Web Analysis vs. IT Reports

It's important to differentiate between web analytics and IT reports. Web analysis consists of spotting trends and correlations and answering big picture questions. It is used by website owners and marketing professionals to make decisions about which pages to optimize and which marketing campaigns are underperforming. Web analysis is all about creating a list of things to work on that should increase conversion and visitor satisfaction. It is focused on people and trends.

Data for web analysis is gathered specific to that purpose, not for error reporting. The methodologies are intentionally and necessarily different.

IT reports, on the other hand, focus on hits, server load and file errors. If all you want is a hit counter, IT reports are your solution. They are used by developers to make quick decisions about scripts that need to be fixed. They are focused on server capabilities and coding, but not on increasing conversions, per se. If a coupon code isn't working, you need to know now. If a page is hanging, you need to fix it immediately. If the site goes down, you need an alert in the middle of the night so you can fix it.

In other words, if your IT reports aren't real-time, you may be missing some critical information.

But web analysis is based on trends and surveys. It's like asking for a Gallup poll that shows Americans' attitudes toward cheeseburgers at every moment of the day. Any minute-by-minute fluctuations will be statistically irrelevant, and decisions based on them would be flawed.

How Analysis is Used

It's important to recognize that all analysis is post-analysis. Error reporting can and should be done in real-time, but reading into the data to find bigger pictures requires thinking and time. It always happens after the event occurred.

Assume for a moment, though, that somebody actually could relevantly analyze data as the data crossed their screen. If real-time analysis were critical, wouldn't you need to have that person staring at the screen 24 hours a day? If not, why is it only important to have real-time analysis from 8-5 every weekday, excluding holidays?

Taking Immediate Action

What about taking immediate action on marketing or site optimization? Won't an underperforming campaign cost money if it's not addressed right away?

It might, but how do we evaluate whether a campaign is underperforming? We have to look at trends. Just because a campaign hasn't resulted in a conversion in the last 15 minutes does not mean it's a failure. If it's been several hours without a conversion, that might start to mean something. But, even this decision has to take into account multiple metrics and some deeper analysis. It takes data to come to an informed conclusion. Data takes time to accumulate. If you edit or cancel your campaign every hour based on the previous hour's data, you will be making very rash decisions. You are probably wasting more money with that approach than to leave it alone for a day.

To take another example, what if the visits to one of your pages abruptly spikes? What can you do with this data? It's interesting, to be sure, but is it actionable?
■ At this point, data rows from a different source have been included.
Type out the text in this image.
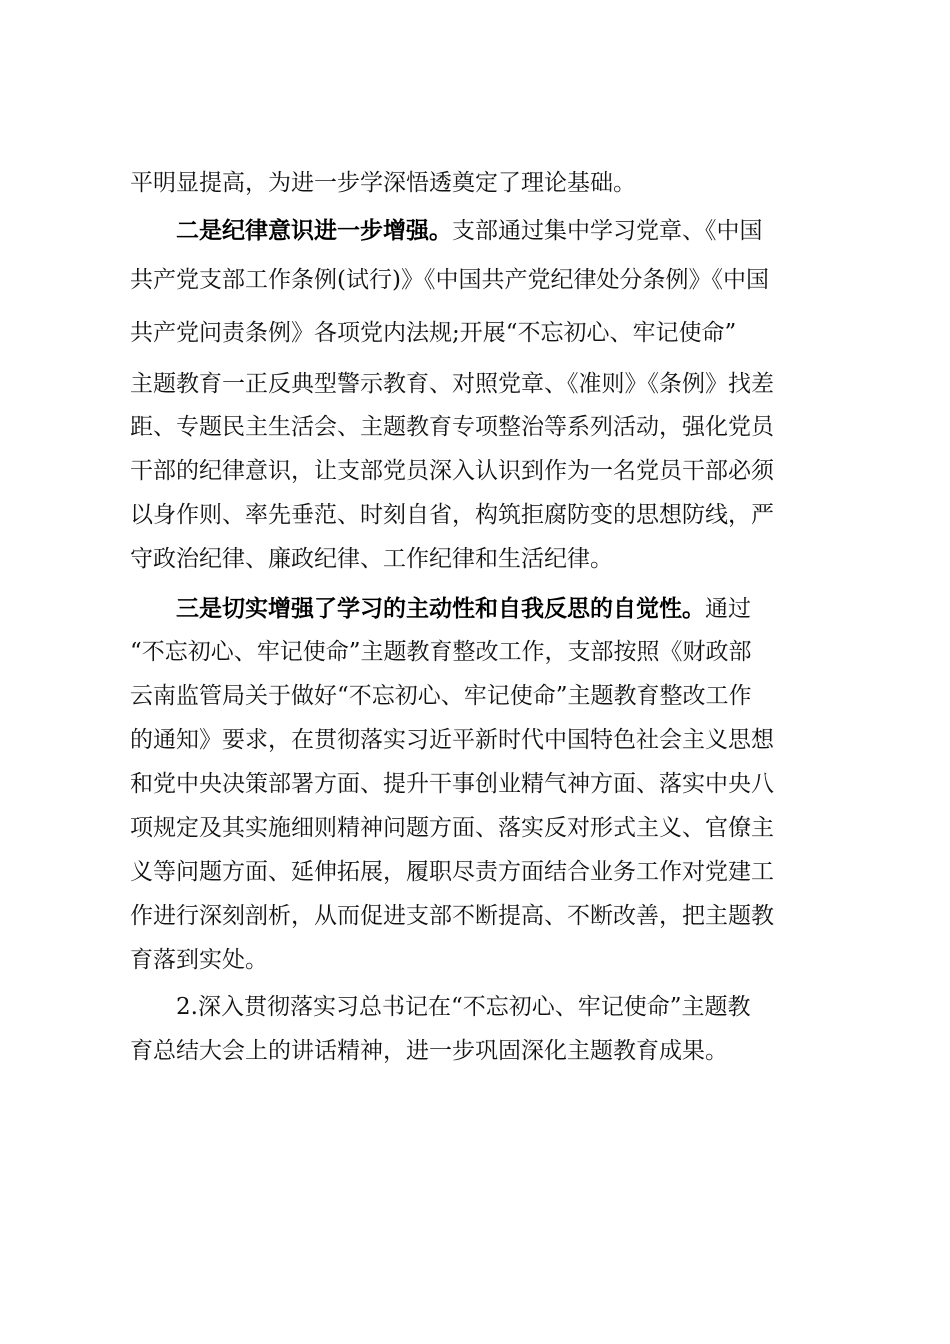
平明显提高，为进一步学深悟透奠定了理论基础。
二是纪律意识进一步增强。支部通过集中学习党章、《中国
共产党支部工作条例(试行)》《中国共产党纪律处分条例》《中国
共产党问责条例》各项党内法规;开展“不忘初心、牢记使命”
主题教育一正反典型警示教育、对照党章、《准则》《条例》找差
距、专题民主生活会、主题教育专项整治等系列活动，强化党员
干部的纪律意识，让支部党员深入认识到作为一名党员干部必须
以身作则、率先垂范、时刻自省，构筑拒腐防变的思想防线，严
守政治纪律、廉政纪律、工作纪律和生活纪律。
三是切实增强了学习的主动性和自我反思的自觉性。通过
“不忘初心、牢记使命”主题教育整改工作，支部按照《财政部
云南监管局关于做好“不忘初心、牢记使命”主题教育整改工作
的通知》要求，在贯彻落实习近平新时代中国特色社会主义思想
和党中央决策部署方面、提升干事创业精气神方面、落实中央八
项规定及其实施细则精神问题方面、落实反对形式主义、官僚主
义等问题方面、延伸拓展，履职尽责方面结合业务工作对党建工
作进行深刻剖析，从而促进支部不断提高、不断改善，把主题教
育落到实处。
2.深入贯彻落实习总书记在“不忘初心、牢记使命”主题教
育总结大会上的讲话精神，进一步巩固深化主题教育成果。
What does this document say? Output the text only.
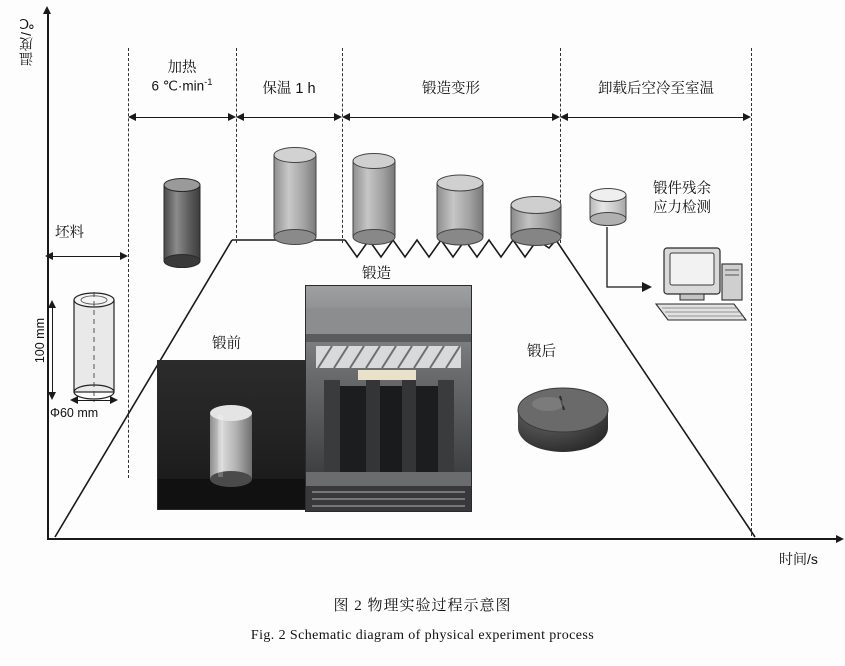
温度/℃
时间/s
加热
6 $℃\cdot\min^{-1}$	保温 1 h	锻造变形	卸载后空冷至室温
坯料
100 mm
Φ60 mm
锻件残余
应力检测
锻造
锻前	锻后
图 2 物理实验过程示意图
Fig. 2 Schematic diagram of physical experiment process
Finally, most organizations are not in a position to make immediate changes to their site or marketing based on the numbers feeding in at this very moment. It takes some time to prudently make changes, test them and then push them to production. If you're working off of real-time data instead of analyzing longer trends, you will be asking your marketing or development team to change what they're doing even before they have implemented the changes you requested.